The dynein adaptor Hook2 plays essential roles in mitotic progression and cytokinesis

Abstract

Hook proteins are evolutionarily conserved dynein adaptors that promote assembly of highly processive dynein–dynactin motor complexes. Mammals express three Hook paralogs, namely Hook1, Hook2, and Hook3, that have distinct subcellular localizations and expectedly, distinct cellular functions. Here we demonstrate that Hook2 binds to and promotes dynein–dynactin assembly specifically during mitosis.
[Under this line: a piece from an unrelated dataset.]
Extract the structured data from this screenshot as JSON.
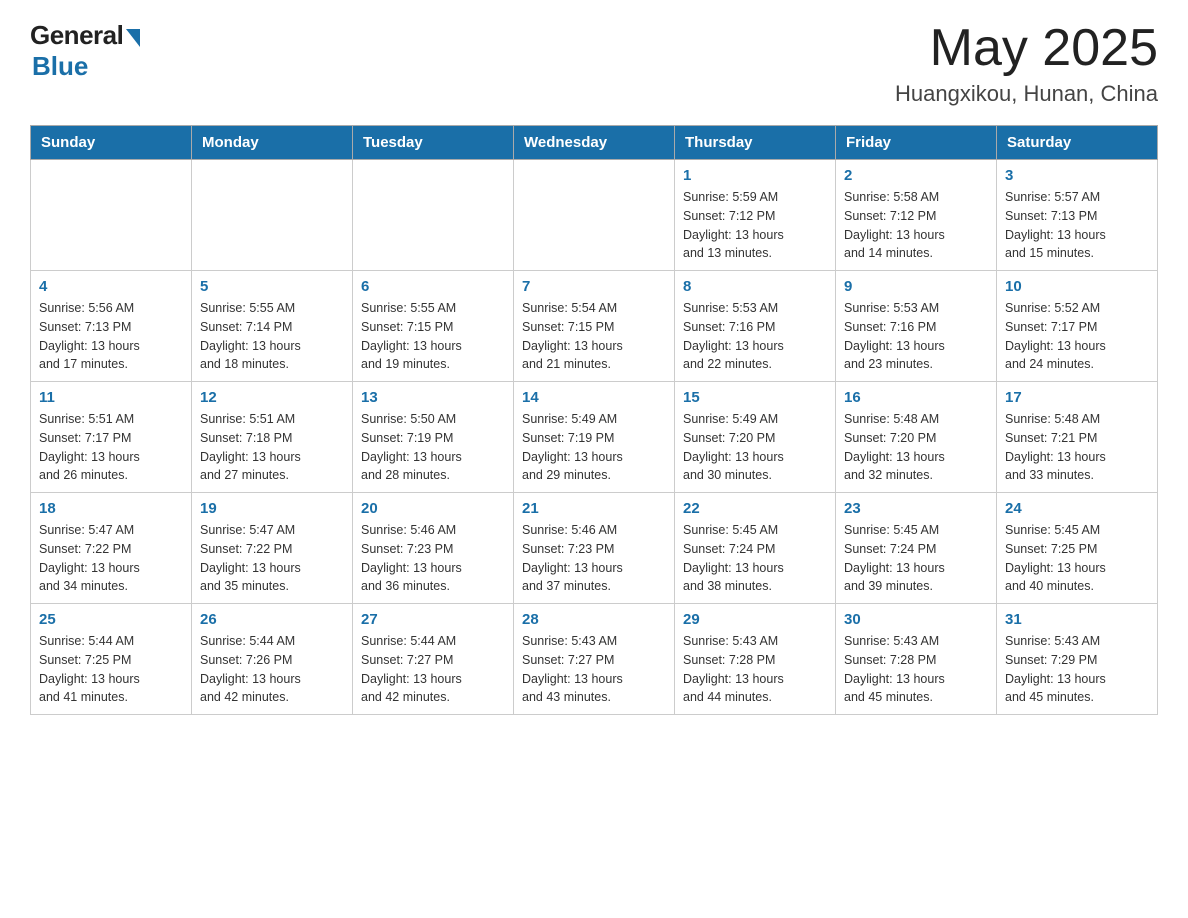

During the late G2 phase, Hook2 mediates dynein–dynactin localization at the nuclear envelope (NE), which is required for centrosome anchoring to the NE. Independent of its binding to dynein, Hook2 regulates microtubule nucleation at the centrosome; accordingly, Hook2-depleted cells have reduced astral microtubules and spindle positioning defects. Besides the centrosome, Hook2 localizes to and recruits dynactin and dynein to the central spindle. Dynactin-dependent targeting of centralspindlin complex to the midzone is abrogated upon Hook2 depletion; accordingly, Hook2 depletion results in cytokinesis failure. We find that the zebrafish Hook2 homologue promotes dynein–dynactin association and was essential for zebrafish early development. Together, these results suggest that Hook2 mediates assembly of the dynein–dynactin complex and regulates mitotic progression and cytokinesis.